Nos termos do art. 1641, do Código Civil de 2002, por razões de ordem pública, visando proteger o nubente ou terceiro, o legislador impôs a separação obrigatória de bens.
Determina o referido art. 1641:
Art. 1.641. É obrigatório o regime da separação de bens no casamento:
I – das pessoas que o contraírem com inobservância das causas suspensivas da celebração do casamento;
II – da pessoa maior de 70 (setenta) anos;
III – de todos os que dependerem, para casar, de suprimento judicial.
A doutrina assim explica o regime da separação obrigatória de bens:
Trata-se de um regime imposto por lei, que reduz a autonomia privada dos nubentes. Desse modo, nos seus casos, se eleito por pacto antenupcial o regime da comunhão universal, da comunhão parcial ou da participação final dos aquestos, tal pacto será nulo por infração à norma de ordem pública […] (SIMÃO e TARTUCE, 2008, p. 154)
Logo, as pessoas inseridas nas situações previstas no art. 1641 do Código Civil terão que suportar os efeitos da imposição legal do regime, já que o legislador excepcionou a regra da livre manifestação de vontade dos consortes, estabelecendo a separação compulsória de bens.
A questão sucessória é a que interessa neste artigo. No regime da separação obrigatória de bens, a inexistência de meação decorre da literal determinação do art. 1.641, no sentido de que “é obrigatório o regime da separação de bens”.
Ocorre que a jurisprudência[3], representada inclusive por julgados recentes do Superior Tribunal de Justiça – STJ, é no sentido de ser aplicável a Súmula 377 do STF, mesmo após a vigência do Código Civil de 2002, de modo que é devida a partilha igualitária do patrimônio adquirido onerosamente na constância do casamento, com base no princípio da solidariedade e a fim de evitar a ocorrência de enriquecimento ilícito de um consorte em detrimento de outro.
Cabe esclarecer que a dúvida no que tange à Súmula 377 refere-se unicamente à meação, pois a herança é objeto de regulamentação no art. 1.829 do Código Civil, que estabelece:
Art. 1.829. A sucessão legítima defere-se na ordem seguinte:
I – aos descendentes, em concorrência com o cônjuge sobrevivente, salvo se casado este com o falecido no regime da comunhão universal, ou no da separação obrigatória de bens (art. 1.640, parágrafo único); ou se, no regime da comunhão parcial, o autor da herança não houver deixado bens particulares;
II – aos ascendentes, em concorrência com o cônjuge;
III – ao cônjuge sobrevivente;
IV – aos colaterais.
Logo, no regime da separação obrigatória de bens, o cônjuge, havendo descendentes, não é herdeiro.

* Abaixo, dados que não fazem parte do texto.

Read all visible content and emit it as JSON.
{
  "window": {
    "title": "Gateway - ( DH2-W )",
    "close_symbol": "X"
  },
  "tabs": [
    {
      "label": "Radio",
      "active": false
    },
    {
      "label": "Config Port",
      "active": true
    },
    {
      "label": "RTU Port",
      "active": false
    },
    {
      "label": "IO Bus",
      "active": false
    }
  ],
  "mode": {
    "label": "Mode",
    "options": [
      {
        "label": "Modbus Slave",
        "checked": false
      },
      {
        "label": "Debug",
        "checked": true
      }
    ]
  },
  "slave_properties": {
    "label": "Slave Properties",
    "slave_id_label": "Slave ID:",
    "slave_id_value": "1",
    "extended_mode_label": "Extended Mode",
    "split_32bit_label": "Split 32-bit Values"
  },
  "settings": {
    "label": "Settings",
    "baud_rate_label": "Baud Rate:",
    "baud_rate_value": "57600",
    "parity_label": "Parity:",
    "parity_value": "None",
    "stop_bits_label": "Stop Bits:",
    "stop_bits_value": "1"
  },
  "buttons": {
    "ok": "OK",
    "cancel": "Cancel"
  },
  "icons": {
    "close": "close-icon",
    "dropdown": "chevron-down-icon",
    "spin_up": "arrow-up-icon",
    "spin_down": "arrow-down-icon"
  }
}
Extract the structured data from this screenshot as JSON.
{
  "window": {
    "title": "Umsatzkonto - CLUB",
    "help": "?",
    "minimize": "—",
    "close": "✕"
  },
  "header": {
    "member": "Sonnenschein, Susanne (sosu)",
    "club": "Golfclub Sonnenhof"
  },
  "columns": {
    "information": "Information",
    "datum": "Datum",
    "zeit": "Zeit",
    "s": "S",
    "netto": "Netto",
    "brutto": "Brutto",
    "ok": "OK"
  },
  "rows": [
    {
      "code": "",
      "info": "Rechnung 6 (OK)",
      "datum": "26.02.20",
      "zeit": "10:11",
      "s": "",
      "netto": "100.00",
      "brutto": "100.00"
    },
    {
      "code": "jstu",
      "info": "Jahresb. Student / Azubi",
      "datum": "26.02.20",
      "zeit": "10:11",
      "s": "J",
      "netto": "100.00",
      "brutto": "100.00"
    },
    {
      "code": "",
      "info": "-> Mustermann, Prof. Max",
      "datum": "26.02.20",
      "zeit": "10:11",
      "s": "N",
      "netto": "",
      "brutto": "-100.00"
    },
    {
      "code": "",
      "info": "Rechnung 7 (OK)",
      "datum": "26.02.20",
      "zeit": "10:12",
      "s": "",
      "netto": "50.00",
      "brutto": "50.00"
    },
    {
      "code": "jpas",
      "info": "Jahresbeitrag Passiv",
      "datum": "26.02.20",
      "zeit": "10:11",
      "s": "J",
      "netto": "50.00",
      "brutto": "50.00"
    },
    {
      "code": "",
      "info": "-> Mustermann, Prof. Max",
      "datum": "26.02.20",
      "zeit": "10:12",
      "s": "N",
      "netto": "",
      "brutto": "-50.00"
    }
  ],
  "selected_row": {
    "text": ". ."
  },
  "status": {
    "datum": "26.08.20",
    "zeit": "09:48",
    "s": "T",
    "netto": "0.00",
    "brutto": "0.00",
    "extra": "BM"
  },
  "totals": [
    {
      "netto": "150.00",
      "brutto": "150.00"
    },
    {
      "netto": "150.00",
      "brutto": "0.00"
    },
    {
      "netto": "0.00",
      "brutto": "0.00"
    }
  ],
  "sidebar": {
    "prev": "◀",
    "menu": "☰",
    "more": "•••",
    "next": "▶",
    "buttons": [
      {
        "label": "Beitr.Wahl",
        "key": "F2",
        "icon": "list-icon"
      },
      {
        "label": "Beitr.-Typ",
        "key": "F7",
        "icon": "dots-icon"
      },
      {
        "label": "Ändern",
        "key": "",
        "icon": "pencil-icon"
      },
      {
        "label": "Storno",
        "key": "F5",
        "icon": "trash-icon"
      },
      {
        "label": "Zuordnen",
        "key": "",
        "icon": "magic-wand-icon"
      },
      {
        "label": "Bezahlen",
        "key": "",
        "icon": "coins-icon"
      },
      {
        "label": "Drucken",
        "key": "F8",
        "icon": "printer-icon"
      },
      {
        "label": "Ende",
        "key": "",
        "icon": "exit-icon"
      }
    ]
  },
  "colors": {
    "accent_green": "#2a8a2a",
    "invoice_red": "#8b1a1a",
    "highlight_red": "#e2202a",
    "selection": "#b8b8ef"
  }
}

Se concorrer com os ascendentes, é herdeiro; na hipótese de não existirem descendentes ou ascendentes, é o único herdeiro.
Mas como se soluciona o problema da meação na separação obrigatória de bens? Se o inventário tiver curso pelo meio judicial, certamente será aplicada a Súmula 377 do STF, de forma que a SEF/MG calculará o ITCD considerando a meação e deixando de fazer incidir o ITCD sobre tal parcela do patrimônio. No entanto, se o inventário se realizar por escritura pública, a SEF/MG não aplicará a Súmula 377 do STF e tributará eventual meação do viúvo ou viúva como se estivesse ocorrendo uma doação dos herdeiros em favor do cônjuge sobrevivente.
Não é possível que situações idênticas recebam tratamentos distintos unicamente em razão de o inventário correr pela via judicial ou ser resolvido pela via extrajudicial. Assim, defende-se que a Corregedoria-Geral de Justiça, por meio de norma conjunta com a SEF/MG, reconheça a possibilidade de aplicação da Súmula 377 do STF também no meio extrajudicial.
Tal interpretação normativa é possível e tem sido feita em casos semelhantes pela Administração Pública. A Procuradoria da Fazenda Nacional, por exemplo, tem uma lista contendo temas que, por estarem pacificados no STF ou no STJ, ou em ambos (quando se tratar de matéria de natureza “mista”), não devem mais ser objeto de recurso especial e/ou extraordinário[4]. Também a Procuradoria do Estado de Minas Gerais tem resoluções que dispensam recursos, como a Resolução AGE nº 311/2012, que dispensa a interposição de recursos nas ações relativas a cobrança de honorários de advogado nomeado para defender a parte beneficiária de assistência judiciária[5].
No caso de ter havido casamento sob o regime da separação obrigatória de bens, enquanto não houver tal norma conjunta da CGJ/MG e da SEF/MG, os caminhos que se apresentam para garantir a meação e a não tributação do ITCD sobre a referida parcela que cabe ao cônjuge sobrevivente são os seguintes: 1) em ação declaratória ou em mandado de segurança, solicitar provimento jurisdicional no sentido de que é aplicável a Súmula 377 do STF e de que há meação, com pedido de antecipação de tutela ou liminar, determinando à SEF/MG que observe tais parâmetros no cálculo do ITCD e autorizando o Tabelião a lavrar a escritura considerando a referida Súmula; 2) realizar o inventário judicial.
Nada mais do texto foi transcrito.